Le ministre chinois des Affaires étrangères, Wangi Yi, a entamé mercredi 7 janvier la traditionnelle tournée du Nouvel An des chefs de la diplomatie chinoise en Afrique. Ce «marathon» diplomatique axé sur l’accès commercial stratégique a commencé par Addis-Abeba, l’Ethiopie étant l’un des plus importants récipiendaires des investissements chinois sur le continent. L’escale suivante sera la Somalie, un pays qui offre un accès à des voies maritimes mondiales essentielles, suivie de la Tanzanie, une plaque tournante logistique reliant l’Afrique centrale à l’océan Indien. Viendra ensuite le Lesotho dont l’économie est fragilisée par les droits de douane institués par Donald Trump au terme d’une tournée qui se poursuivra jusqu’au 12 janvier.

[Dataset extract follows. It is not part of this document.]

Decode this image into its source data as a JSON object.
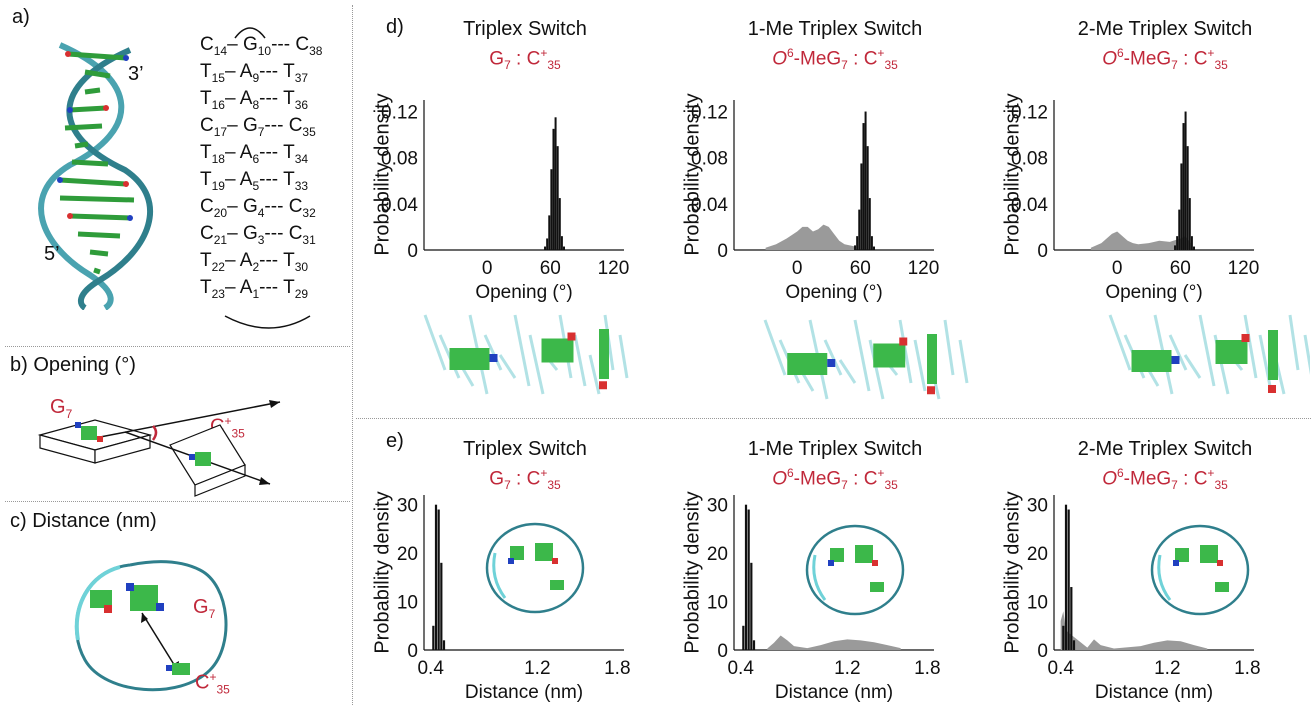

Le choix de capitales visitées n’est pas un hasard. Pékin entend mettre en avant les pays qu’elle considère comme des «partenaires modèles» du programme d’infrastructures adossées à la «Route de la soie» et développer ses marchés d’exportation.
Premier bailleur de fonds bilatéral au monde, la Chine est confrontée à une concurrence croissante de la part de l’Union européenne pour financer les infrastructures africaines, car les pays touchés par les difficultés d’endettement recherchent désormais des investissements plutôt que des prêts. «Le véritable test pour 2026 ne réside pas seulement dans l’arrivée des investissements chinois, mais dans leur africanisation,» décrypte Judith Mwai, analyste au cabinet conseil Development Reimagined, citée par l’agence Reuters. Pour les dirigeants africains, cette tournée est l’occasion d’exiger que les projets chinois, ciblent spécifiquement nos déficits sur le plan industriel, transformant les matières premières africaines en produits finis sur le sol africain, plutôt que de simplement faciliter leur exportation, poursuit l’analyste.

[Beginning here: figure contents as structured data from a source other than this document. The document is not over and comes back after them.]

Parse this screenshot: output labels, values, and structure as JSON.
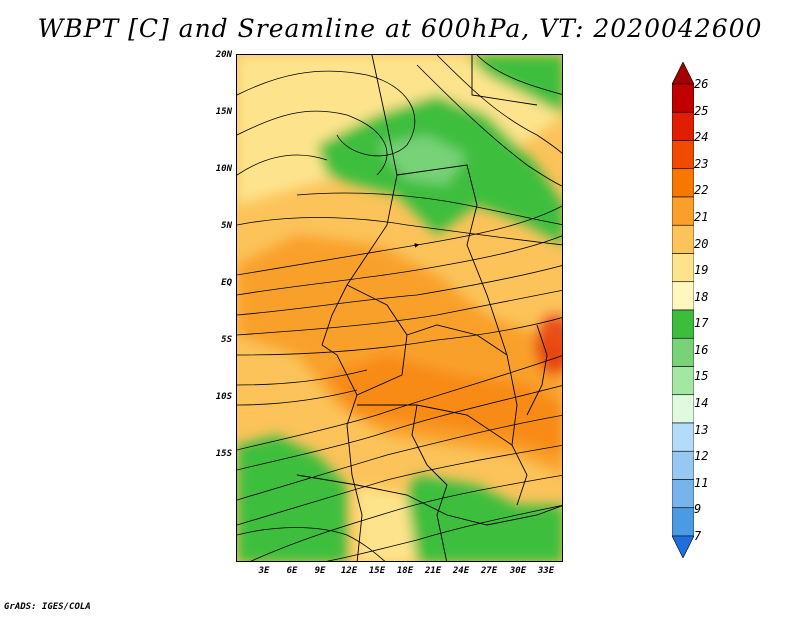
{
  "title": "WBPT [C] and Sreamline at 600hPa, VT: 2020042600",
  "credit": "GrADS: IGES/COLA",
  "axes": {
    "lat_labels": [
      "20N",
      "15N",
      "10N",
      "5N",
      "EQ",
      "5S",
      "10S",
      "15S"
    ],
    "lon_labels": [
      "3E",
      "6E",
      "9E",
      "12E",
      "15E",
      "18E",
      "21E",
      "24E",
      "27E",
      "30E",
      "33E"
    ]
  },
  "colorbar": {
    "levels": [
      "26",
      "25",
      "24",
      "23",
      "22",
      "21",
      "20",
      "19",
      "18",
      "17",
      "16",
      "15",
      "14",
      "13",
      "12",
      "11",
      "9",
      "7"
    ],
    "colors": [
      "#a50000",
      "#c00000",
      "#e11e00",
      "#f04c00",
      "#f77800",
      "#f9a02a",
      "#fbc35a",
      "#fde48c",
      "#fff6c0",
      "#3cbe3c",
      "#78d278",
      "#a4e6a4",
      "#dffadf",
      "#b4dcf8",
      "#96c8f2",
      "#78b4ec",
      "#4b9be4",
      "#1e6edc"
    ]
  }
}
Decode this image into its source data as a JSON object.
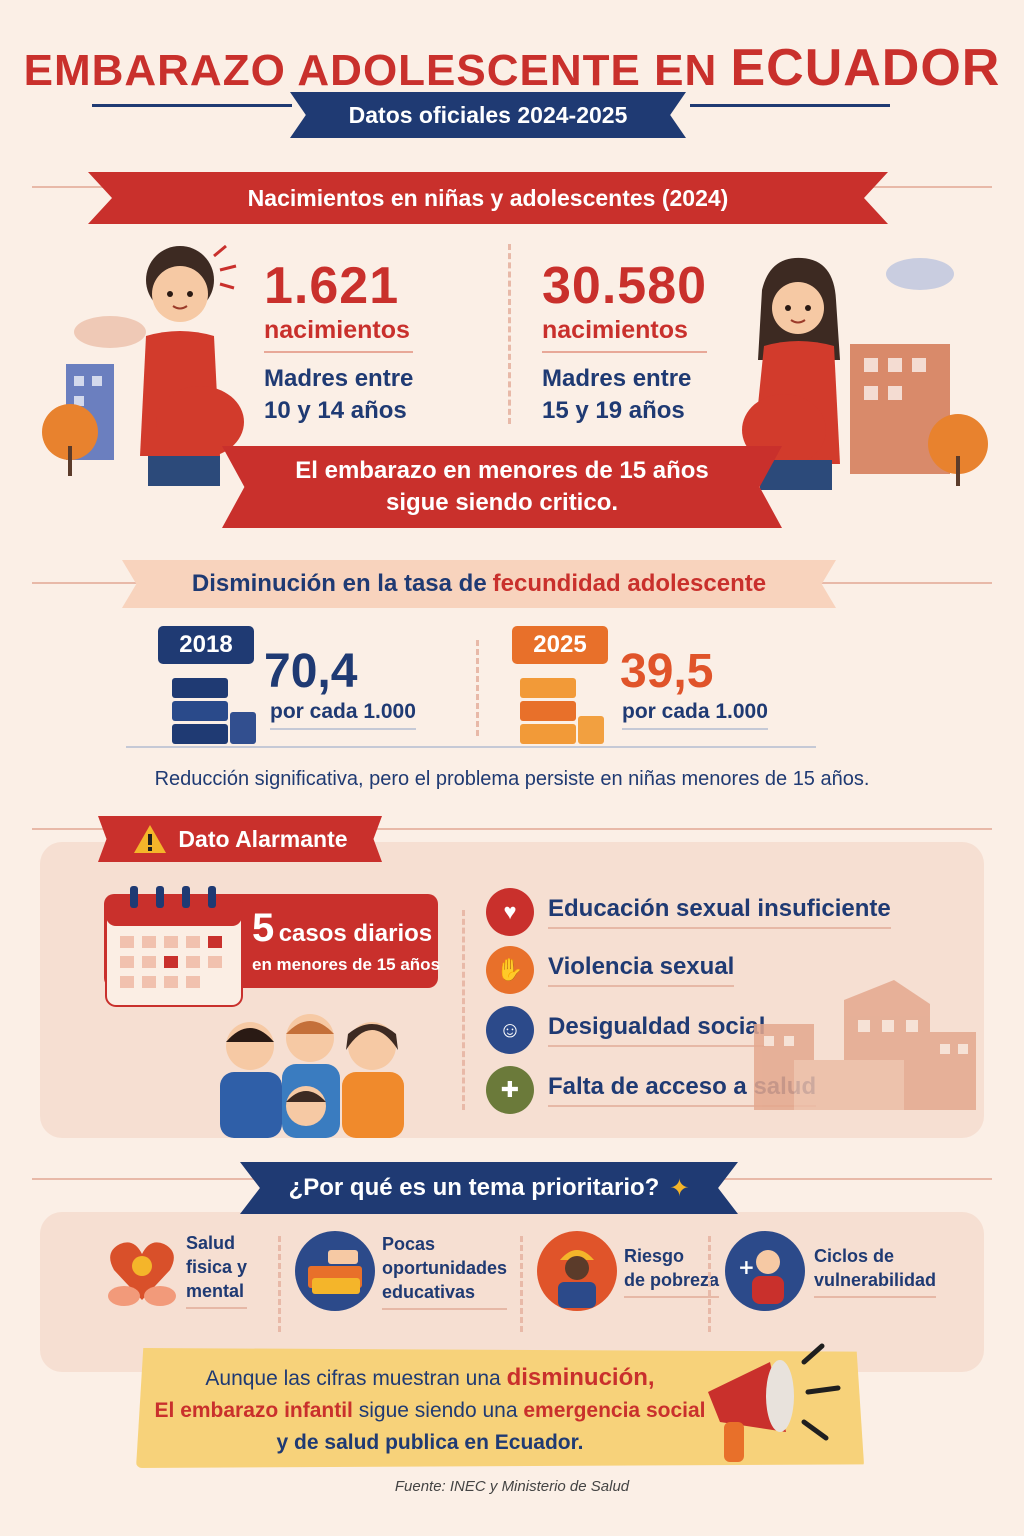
{
  "header": {
    "title_a": "EMBARAZO ADOLESCENTE EN",
    "title_b": "ECUADOR",
    "subtitle": "Datos oficiales 2024-2025"
  },
  "births": {
    "title": "Nacimientos en niñas y adolescentes (2024)",
    "left": {
      "number": "1.621",
      "label": "nacimientos",
      "desc1": "Madres entre",
      "desc2": "10 y 14 años"
    },
    "right": {
      "number": "30.580",
      "label": "nacimientos",
      "desc1": "Madres entre",
      "desc2": "15 y 19 años"
    },
    "banner1": "El embarazo en menores de 15 años",
    "banner2": "sigue siendo critico."
  },
  "fertility": {
    "title_a": "Disminución en la tasa de",
    "title_b": "fecundidad adolescente",
    "y2018": {
      "year": "2018",
      "rate": "70,4",
      "per": "por cada 1.000"
    },
    "y2025": {
      "year": "2025",
      "rate": "39,5",
      "per": "por cada 1.000"
    },
    "note": "Reducción significativa, pero el problema persiste en niñas menores de 15 años."
  },
  "alarm": {
    "title": "Dato Alarmante",
    "cases_num": "5",
    "cases_text": "casos diarios",
    "cases_sub": "en menores de 15 años",
    "reasons": [
      {
        "label": "Educación sexual insuficiente",
        "icon": "heart-hand-icon"
      },
      {
        "label": "Violencia sexual",
        "icon": "hand-stop-icon"
      },
      {
        "label": "Desigualdad social",
        "icon": "people-icon"
      },
      {
        "label": "Falta de acceso a salud",
        "icon": "medical-cross-icon"
      }
    ]
  },
  "priority": {
    "title": "¿Por qué es un tema prioritario?",
    "items": [
      {
        "l1": "Salud",
        "l2": "fisica y",
        "l3": "mental"
      },
      {
        "l1": "Pocas",
        "l2": "oportunidades",
        "l3": "educativas"
      },
      {
        "l1": "Riesgo",
        "l2": "de pobreza"
      },
      {
        "l1": "Ciclos de",
        "l2": "vulnerabilidad"
      }
    ]
  },
  "conclusion": {
    "l1a": "Aunque las cifras muestran una",
    "l1b": "disminución,",
    "l2a": "El embarazo infantil",
    "l2b": "sigue siendo una",
    "l2c": "emergencia social",
    "l3": "y de salud publica en Ecuador."
  },
  "source": "Fuente: INEC y Ministerio de Salud",
  "colors": {
    "red": "#c9302c",
    "navy": "#1f3a73",
    "orange": "#e8702a",
    "bg": "#fbefe6"
  }
}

Première visite en Somalie depuis 1990
La visite du ministre chinois des Affaires étrangères en Somalie sera la première d’un chef de la diplomatie de Pékin depuis les années 1980. Elle devrait donner un coup de pouce diplomatique à Mogadiscio après qu’Israël soit devenu le premier pays à reconnaître officiellement la République sécessionniste du Somaliland, une région du nord qui s’est déclarée indépendante en 1991.

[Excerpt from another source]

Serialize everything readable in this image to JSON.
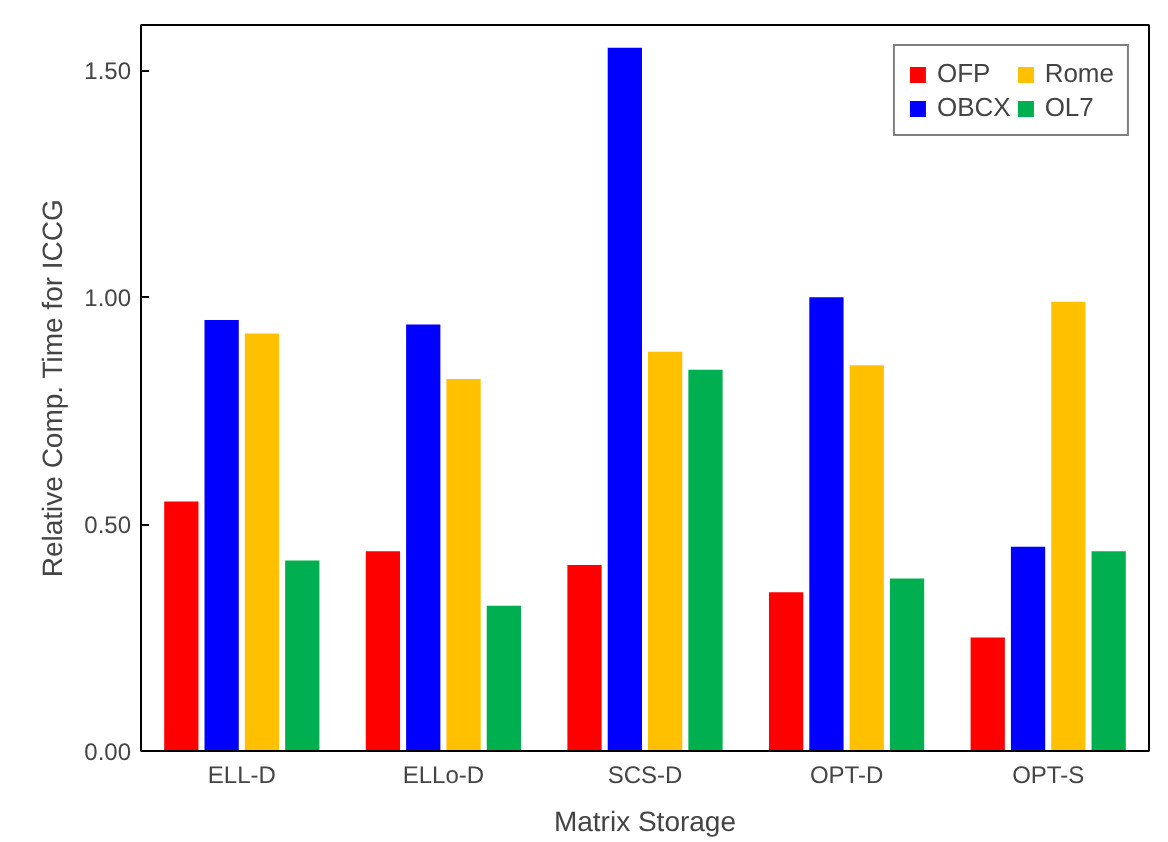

Pékin, qui a réitéré son soutien à la Somalie après l’annonce israélienne, souhaite renforcer son influence autour du golfe d’Aden, porte d’entrée de la mer Rouge et corridor vital pour le commerce chinois transitant par le canal de Suez vers l’Europe.
Pas loin de Mogadiscio, la Tanzanie occupe une place centrale dans la stratégie de Pékin visant à sécuriser l’accès aux vastes gisements de cuivre africains. Des entreprises chinoises rénovent la ligne ferroviaire Tazara qui traverse le pays jusqu’en Zambie.
Cette voie ferrée est considérée comme un contrepoids au corridor de Lobito, soutenu par les Etats-Unis et l’Union européenne, qui relie la Zambie aux ports de l’Atlantique via l’Angola et la République démocratique du Congo.
En se rendant au Lesotho, royaume d’Afrique australe, Wang Yi entend souligner la volonté de Pékin de se positionner comme un champion du libre-échange au contraire des Etats-Unis de Trump. Le Lesotho, l’un des pays les plus pauvres du monde avec un PIB d’un peu plus de 2 milliards de dollars, a été parmi les pays les plus durement touchés par les droits de douane de l’administration Trump.